La mamá de Carlos Beomont en la cocina de su casa, en el kilómetro 2 de El Junquito.

Ese mismo día murió en la Panamericana a manos de las FAES, Adrián Mendoza, de 19 años. También trabajaba en el Mercado de Coche pero como barbero. Su papá cuenta que lo abatieron en su hogar a las 5:30 a. m. Allí vivía junto con su pareja, quien tenía para ese entonces 9 meses de embarazo.

“A la mujer la sacaron de la casa y a él se lo llevaron a la parte de atrás. Los tipos le pidieron que les buscara una camisa para encapucharlo. Seguidamente, se escucharon las detonaciones”, narra el papá. Igualmente, reiteró que él no pertenecía a ningún grupo antisocial. Los matan porque esa es la orden del Gobierno. Más nada”, dice el papá de Beomont.

Los familiares contaron que los efectivos incendiaron una casa en esta carretera, específicamente en el sector El Esfuerzo, alegando que funcionaba como centro de operaciones de Niño Malo.

El dueño de esa casa estaba en Colombia. Es un señor mayor. Nos dijo que se la cuidáramos pero los policías llegaron y le echaron fuego. Ahí no había nadie. Ese señor tiene años viviendo solo, cuenta Sandra Beomont.

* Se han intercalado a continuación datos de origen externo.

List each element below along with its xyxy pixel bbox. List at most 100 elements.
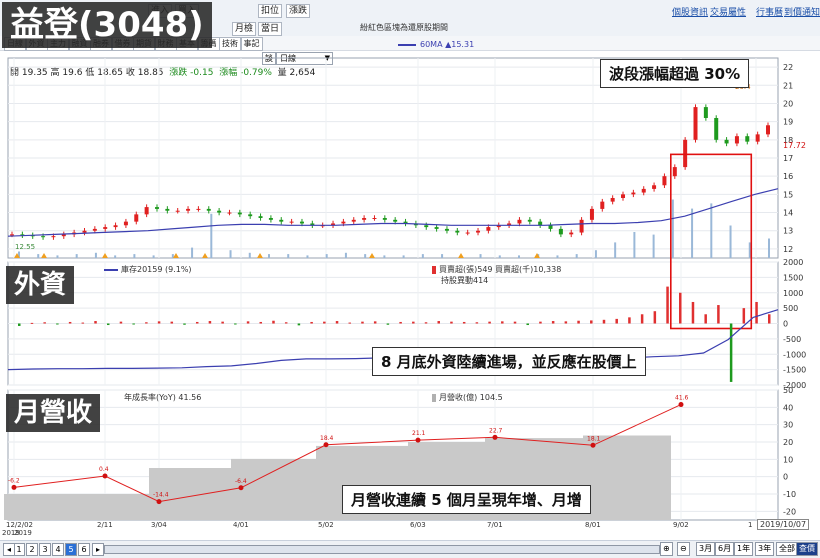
net-buy-bar [297,323,301,326]
candle-body [113,225,118,228]
range-button-2[interactable]: 1年 [734,542,754,556]
candle-body [548,225,553,229]
net-buy-bar [424,322,428,324]
yoy-data-label: 0.4 [99,466,109,473]
net-buy-bar [30,322,34,324]
page-button-6[interactable]: 6 [78,543,90,556]
range-button-4[interactable]: 全部 [776,542,798,556]
yoy-point [11,484,17,490]
revenue-y-tick-7: -20 [783,507,796,516]
yoy-legend: 年成長率(YoY) 41.56 [124,393,202,402]
net-buy-bar [323,321,326,324]
net-buy-bar [399,321,402,324]
low-price-tag: 12.55 [15,243,35,251]
net-buy-bar [539,321,542,324]
net-buy-bar [628,317,631,324]
yoy-point [102,473,108,479]
net-buy-bar [208,321,212,324]
page-button-5[interactable]: 5 [65,543,77,556]
event-marker [202,253,208,258]
net-buy-bar [373,321,377,324]
candle-body [227,212,232,214]
page-button-2[interactable]: 2 [26,543,38,556]
yoy-data-label: 22.7 [489,427,503,434]
net-buy-bar [170,321,174,324]
current-date: 2019/10/07 [757,519,810,530]
net-buy-bar [132,323,135,325]
volume-bar [133,254,136,258]
candle-body [372,218,377,219]
range-button-0[interactable]: 3月 [696,542,716,556]
volume-bar [479,254,482,258]
candle-body [476,230,481,233]
net-buy-bar [704,314,707,324]
yoy-point [492,434,498,440]
price-y-tick-1: 13 [783,227,793,236]
volume-bar [421,254,424,258]
event-marker [257,253,263,258]
net-buy-bar [18,323,21,326]
candle-body [279,219,284,222]
net-buy-bar [195,321,199,324]
date-tick-6: 7/01 [487,521,503,529]
candle-body [51,236,56,238]
next-page-icon[interactable]: ▸ [92,543,104,556]
candle-body [123,221,128,226]
net-buy-bar [157,321,161,324]
date-tick-1: 2/11 [97,521,113,529]
range-button-1[interactable]: 6月 [715,542,735,556]
revenue-y-tick-5: 0 [783,473,788,482]
volume-bar [94,252,97,258]
date-tick-0: 12/2/02 [6,521,33,529]
range-button-3[interactable]: 3年 [755,542,775,556]
candle-body [165,208,170,211]
revenue-bar [583,435,671,520]
volume-bar [402,255,405,258]
yoy-data-label: 21.1 [412,430,426,437]
candle-body [134,214,139,222]
zoom-out-icon[interactable]: ⊖ [677,542,690,556]
net-buy-bar [348,322,352,324]
stock-title: 益登(3048) [2,2,212,48]
date-tick-7: 8/01 [585,521,601,529]
volume-bar [748,242,751,258]
foreign-y-tick-1: 1500 [783,273,803,282]
page-button-4[interactable]: 4 [52,543,64,556]
candle-body [258,216,263,218]
page-button-3[interactable]: 3 [39,543,51,556]
zoom-in-icon[interactable]: ⊕ [660,542,673,556]
net-buy-bar [640,314,644,324]
volume-bar [575,254,578,258]
range-button-5[interactable]: 查價 [796,542,818,556]
volume-bar [768,238,770,258]
candle-body [268,218,273,220]
volume-bar [364,254,367,258]
scroll-track[interactable] [104,545,660,554]
price-y-tick-0: 12 [783,245,793,254]
date-tick-5: 6/03 [410,521,426,529]
trade-legend: 買賣超(張)549 買賣超(千)10,338 [432,264,561,275]
first-page-icon[interactable]: ◂ [3,543,15,556]
revenue-y-tick-6: -10 [783,490,796,499]
yoy-point [323,442,329,448]
volume-bar [556,255,559,258]
candle-body [444,228,449,231]
net-buy-bar [145,322,148,324]
last-price-tag: 17.72 [783,141,806,150]
net-buy-bar [729,323,733,382]
candle-body [662,176,667,186]
revenue-y-tick-3: 20 [783,438,793,447]
candle-body [693,107,698,140]
net-buy-bar [56,323,59,325]
net-buy-bar [462,321,466,324]
candle-body [755,134,760,142]
volume-bar [710,203,713,258]
candle-body [299,221,304,224]
candle-body [206,208,211,211]
revenue-bar [50,494,95,520]
net-buy-bar [526,323,529,326]
yoy-point [415,437,421,443]
revenue-legend-swatch [432,393,436,402]
price-y-tick-9: 21 [783,81,793,90]
volume-bar [191,247,194,258]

Foto carnet de Carlos Beomont, joven y comerciante de 28 años. que murió en un operativo de las FAES en la carretera Panamericana

De acuerdo con las autoridades del Cicpc, el líder de Niño Malo, Ángel Rafael Pérez, de 24 años, murió el 29 de octubre de 2018 durante un enfrentamiento. Su pareja fue detenida junto con dos menores de edad. En el reciente operativo en la Panamericana se contabilizaron, al menos, ocho detenidos.

A mi hermano también lo querían matar. Estaba caminando cuando los policías lo agarraron y lo intentaron encapuchar con su propia camisa pero la gente impidió que se lo llevaran. No tuvimos la misma suerte con Carlos. Nadie vio cuando lo agarraron, dijo Medina.